No outro é um jogador de futebol e o seu treinador que chamam uns nomes ao árbitro e cospem sobre ele. É matéria para a justiça desportiva actuar - como certamente actuou - mas não para ser apreciada por outro tribunal superior do país. O árbitro, no seu relatório, terá reportado o que aconteceu e o órgão disciplinar competente terá aplicado as sanções apropriadas. O caso esgotou-se ali, não há qualquer razão válida para o levar à apreciação dos tribunais judiciais que têm verdadeiros crimes para se ocupar.

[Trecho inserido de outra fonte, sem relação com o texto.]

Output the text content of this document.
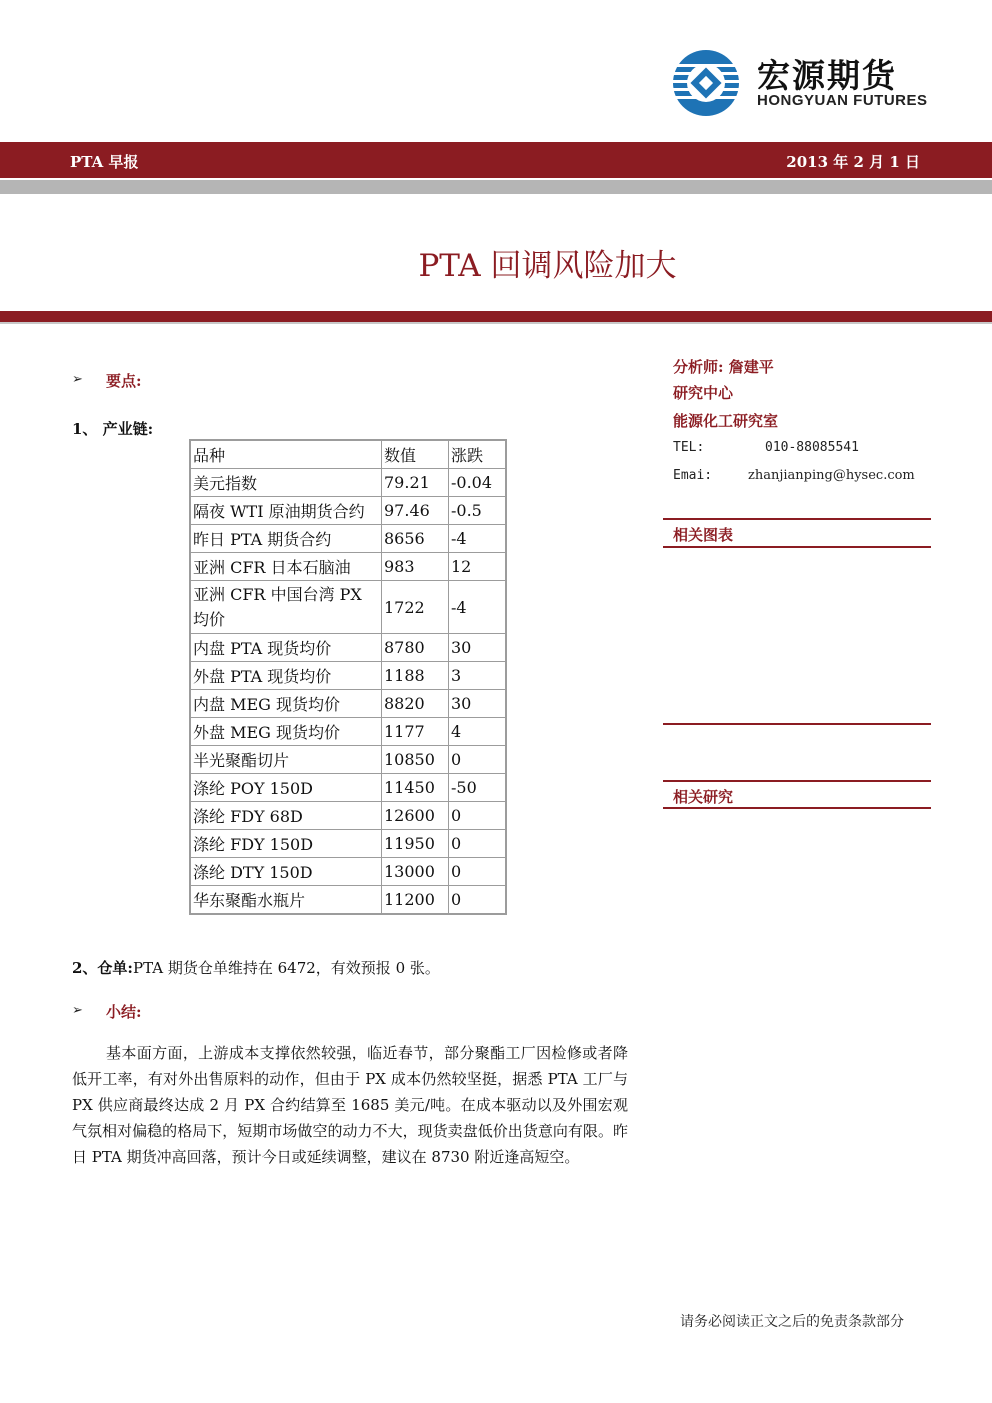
宏源期货
HONGYUAN FUTURES
PTA 早报	2013 年 2 月 1 日
PTA 回调风险加大
➢ 要点:
1、 产业链:
品种	数值	涨跌
美元指数	79.21	-0.04
隔夜 WTI 原油期货合约	97.46	-0.5
昨日 PTA 期货合约	8656	-4
亚洲 CFR 日本石脑油	983	12
亚洲 CFR 中国台湾 PX 均价	1722	-4
内盘 PTA 现货均价	8780	30
外盘 PTA 现货均价	1188	3
内盘 MEG 现货均价	8820	30
外盘 MEG 现货均价	1177	4
半光聚酯切片	10850	0
涤纶 POY 150D	11450	-50
涤纶 FDY 68D	12600	0
涤纶 FDY 150D	11950	0
涤纶 DTY 150D	13000	0
华东聚酯水瓶片	11200	0
2、仓单:PTA 期货仓单维持在 6472，有效预报 0 张。
➢ 小结:
基本面方面，上游成本支撑依然较强，临近春节，部分聚酯工厂因检修或者降低开工率，有对外出售原料的动作，但由于 PX 成本仍然较坚挺，据悉 PTA 工厂与 PX 供应商最终达成 2 月 PX 合约结算至 1685 美元/吨。在成本驱动以及外围宏观气氛相对偏稳的格局下，短期市场做空的动力不大，现货卖盘低价出货意向有限。昨日 PTA 期货冲高回落，预计今日或延续调整，建议在 8730 附近逢高短空。
分析师: 詹建平
研究中心
能源化工研究室
TEL:	010-88085541
Emai:	zhanjianping@hysec.com
相关图表
相关研究
请务必阅读正文之后的免责条款部分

Mas, então, por que é que estes casos chegam aos tribunais?

Em primeiro lugar porque a Assembleia da República, fazendo orelhas moucas à recomendação do Conselho da Europa que já tem dez anos e todos os anos é reiterada, ainda não descriminalizou as ofensas. Em segundo lugar porque o Ministério Público, que é o porteiro do sistema de justiça penal, lhes dá entrada. É o Ministério Público que converte em acusação criminal aquilo que começa por ser uma queixa-crime de um particular.

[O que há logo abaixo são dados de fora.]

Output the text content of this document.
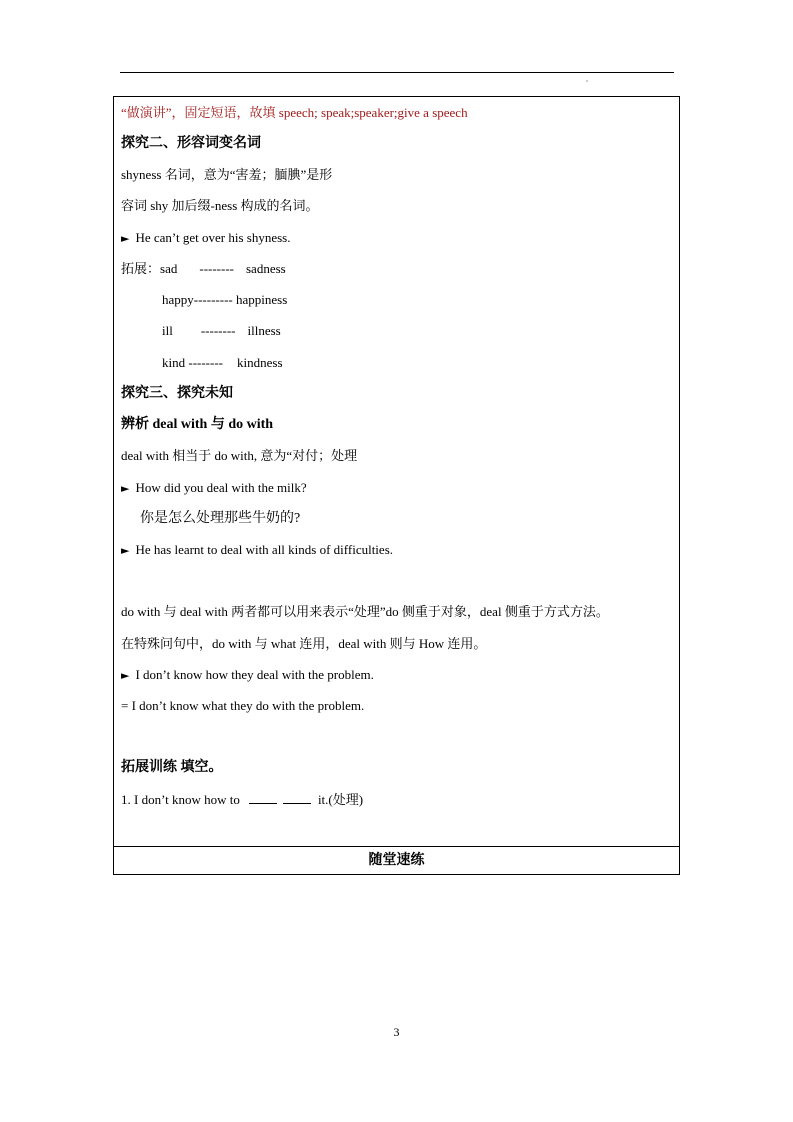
“做演讲”，固定短语，故填 speech; speak;speaker;give a speech
探究二、形容词变名词
shyness 名词，意为“害羞；腼腆”是形
容词 shy 加后缀-ness 构成的名词。
► He can’t get over his shyness.
拓展：sad -------- sadness
happy--------- happiness
ill -------- illness
kind -------- kindness
探究三、探究未知
辨析 deal with 与 do with
deal with 相当于 do with, 意为“对付；处理
► How did you deal with the milk?
你是怎么处理那些牛奶的?
► He has learnt to deal with all kinds of difficulties.
do with 与 deal with 两者都可以用来表示“处理”do 侧重于对象，deal 侧重于方式方法。
在特殊问句中，do with 与 what 连用，deal with 则与 How 连用。
► I don’t know how they deal with the problem.
= I don’t know what they do with the problem.
拓展训练 填空。
1. I don’t know how to	it.(处理)
随堂速练
3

Aqui o interesse do Ministério Público é sobretudo corporativo, pretendendo mostrar trabalho, aumentando as estatísticas da acusação criminal, para os magistrados poderem justificar aquilo que ganham - que, no topo da carreira, já ultrapassa o vencimento de primeiro-ministro.

E, dentro desta racionalidade corporativa, porque os crimes de ofensas são aqueles que os magistrados do Ministério Público mais gostam de investigar, ao lado dos crimes de papel (aqueles que se investigam analisando papelada) e dos crimes-click (aqueles que se investigam fazendo clicks na internet). Os crimes de ofensas são crimes de palavras. Todos os três tipos de crimes se investigam nos gabinetes, sem necessidade de sair à rua.

Reproduzo a seguir, de forma tentativa, a investigação criminal levada a cabo pelos magistrados do MP nos crimes que tenho vindo a referir. Começam por chamar testemunhas, e perguntar:

-O arguido pronunciou ou não pronunciou a palavra caralho?

Umas testemunhas dizem que sim, outras que não, outras ainda que não se lembram.

Passados uns meses, o MP chega à conclusão que mais lhe convém, que é a de que, na realidade, há indícios de que o arguido pronunciou a palavra caralho. Passa-se então à segunda fase da investigação, que é a mais complexa das duas.

É que, para haver crime, não basta que o arguido tenha pronunciado a palavra caralho. Segundo a jurisprudência estabelecida pelo célebre acórdão do TRL de 2010, se o arguido pronunciou a palavra caralho meramente como um expletivo (v.g., "Ai caralho!...que uma melga me mordeu…") não é crime. Mas se foi em discurso directo (v.g., "Vai para o caralho!"), aí já é crime.

Por isso, voltam-se a chamar as testemunhas agora para lhes perguntar:

-O arguido mandou o fendido para o caralho?

Como habitualmente, algumas dizem que sim, outras que não, outras ainda que não se lembram.

Dois anos depois, a investigação criminal está finalizada, a acusação formulada e o caso segue para tribunal.

Ao contrário dos agentes da Judiciária que andam por aí na rua a fazer investigação criminal em que arriscam a vida, enfrentado homicidas, terroristas e traficantes de toda a ordem, os magistrados do MP também são investigadores criminais, mas de gabinete.

É caso para dizer - agora com o respaldo da jurisprudência do Tribunal da Relação de Lisboa -, que os magistrados do MP são uns investigadores criminais do caralho.